Combining the Power of Artificial Intelligence with the Richness of Healthcare Claims Data: Opportunities and Challenges
PharmacoEconomics, March 8, 2019
Advances in artificial intelligence (AI) and computing power allow researchers to uncover previously undetected patterns in large datasets. One example of such large datasets is patient claims data, which contain information about patients’ treatments, diagnoses, and prescriptions, and can in some instances be linked with other data sources, such as census data and electronic medical records (EMRs).

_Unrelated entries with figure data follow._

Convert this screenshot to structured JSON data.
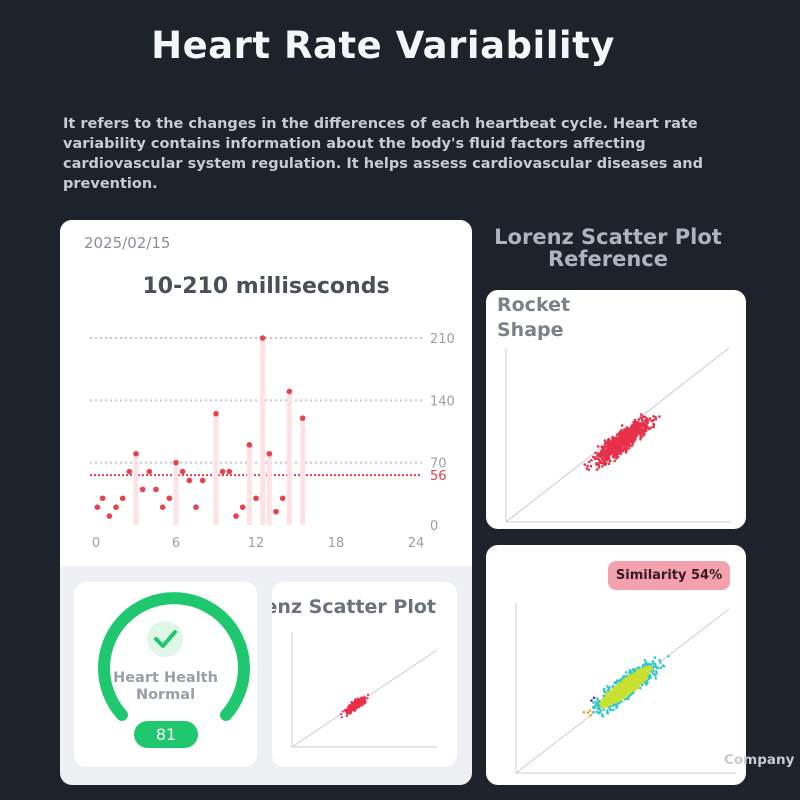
{
  "page": {
    "title": "Heart Rate Variability",
    "description": "It refers to the changes in the differences of each heartbeat cycle. Heart rate variability contains information about the body's fluid factors affecting cardiovascular system regulation. It helps assess cardiovascular diseases and prevention."
  },
  "main_card": {
    "date": "2025/02/15",
    "range": "10-210 milliseconds"
  },
  "chart_data": {
    "type": "scatter",
    "x_ticks": [
      "0",
      "6",
      "12",
      "18",
      "24"
    ],
    "y_ticks": [
      "210",
      "140",
      "70",
      "0"
    ],
    "xlim": [
      0,
      24
    ],
    "ylim": [
      0,
      210
    ],
    "reference_line": {
      "value": 56,
      "label": "56",
      "color": "#e0404a"
    },
    "grid": true,
    "points": [
      {
        "x": 0.1,
        "y": 20
      },
      {
        "x": 0.5,
        "y": 30
      },
      {
        "x": 1.0,
        "y": 10
      },
      {
        "x": 1.5,
        "y": 20
      },
      {
        "x": 2.0,
        "y": 30
      },
      {
        "x": 2.5,
        "y": 60
      },
      {
        "x": 3.0,
        "y": 80
      },
      {
        "x": 3.5,
        "y": 40
      },
      {
        "x": 4.0,
        "y": 60
      },
      {
        "x": 4.5,
        "y": 40
      },
      {
        "x": 5.0,
        "y": 20
      },
      {
        "x": 5.5,
        "y": 30
      },
      {
        "x": 6.0,
        "y": 70
      },
      {
        "x": 6.5,
        "y": 60
      },
      {
        "x": 7.0,
        "y": 50
      },
      {
        "x": 7.5,
        "y": 20
      },
      {
        "x": 8.0,
        "y": 50
      },
      {
        "x": 9.0,
        "y": 125
      },
      {
        "x": 9.5,
        "y": 60
      },
      {
        "x": 10.0,
        "y": 60
      },
      {
        "x": 10.5,
        "y": 10
      },
      {
        "x": 11.0,
        "y": 20
      },
      {
        "x": 11.5,
        "y": 90
      },
      {
        "x": 12.0,
        "y": 30
      },
      {
        "x": 12.5,
        "y": 210
      },
      {
        "x": 13.0,
        "y": 80
      },
      {
        "x": 13.5,
        "y": 15
      },
      {
        "x": 14.0,
        "y": 30
      },
      {
        "x": 14.5,
        "y": 150
      },
      {
        "x": 15.5,
        "y": 120
      }
    ]
  },
  "health": {
    "label_line1": "Heart Health",
    "label_line2": "Normal",
    "score": "81",
    "color": "#1fc76e"
  },
  "lorenz": {
    "title": "Lorenz Scatter Plot",
    "color": "#e0404a"
  },
  "reference": {
    "title_line1": "Lorenz Scatter Plot",
    "title_line2": "Reference",
    "rocket_line1": "Rocket",
    "rocket_line2": "Shape"
  },
  "similarity": {
    "label": "Similarity 54%"
  },
  "footer": {
    "company": "Company"
  }
}
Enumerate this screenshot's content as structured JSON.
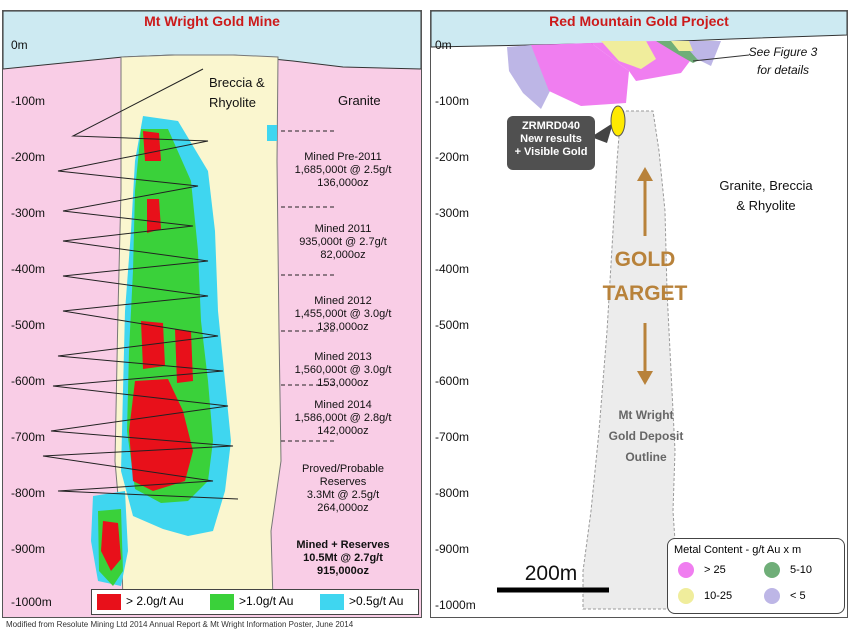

In “Combining the Power of Artificial Intelligence with the Richness of Healthcare Claims Data: Opportunities and Challenges,” published in the journal PharmacoEconomics, six authors – including Analysis Group Managing Principals Lisa Pinheiro and Paul Greenberg, Director of Data Science Razvan Veliche, and Vice President Nick Dadson – introduce readers to recent and potential applications of AI to claims data, and demonstrate some of the ways they can be harnessed to improve various aspects of health care.
For example, claims data can be linked to laboratory information and physician notes to help predict the future onset of diseases, and therefore support prevention. Claims data can also be connected to EMR data to discover patterns of adverse effects from various treatments. In still another example, AI approaches can combine claims data with lab values, specialist visits, and physician notes to help identify underdiagnosed conditions.
While these new tools are powerful, their use presents a number of risks – including confidentiality, transparency, and methodological suitability – that should be addressed forthrightly. And, the authors point out, AI’s predictive abilities can be used to adjust insurance premiums in undesirable and potentially unfair ways. “AI methodologies are therefore not inherently good or bad, biased or clean,” the authors write in the article. “They are what we make of them.”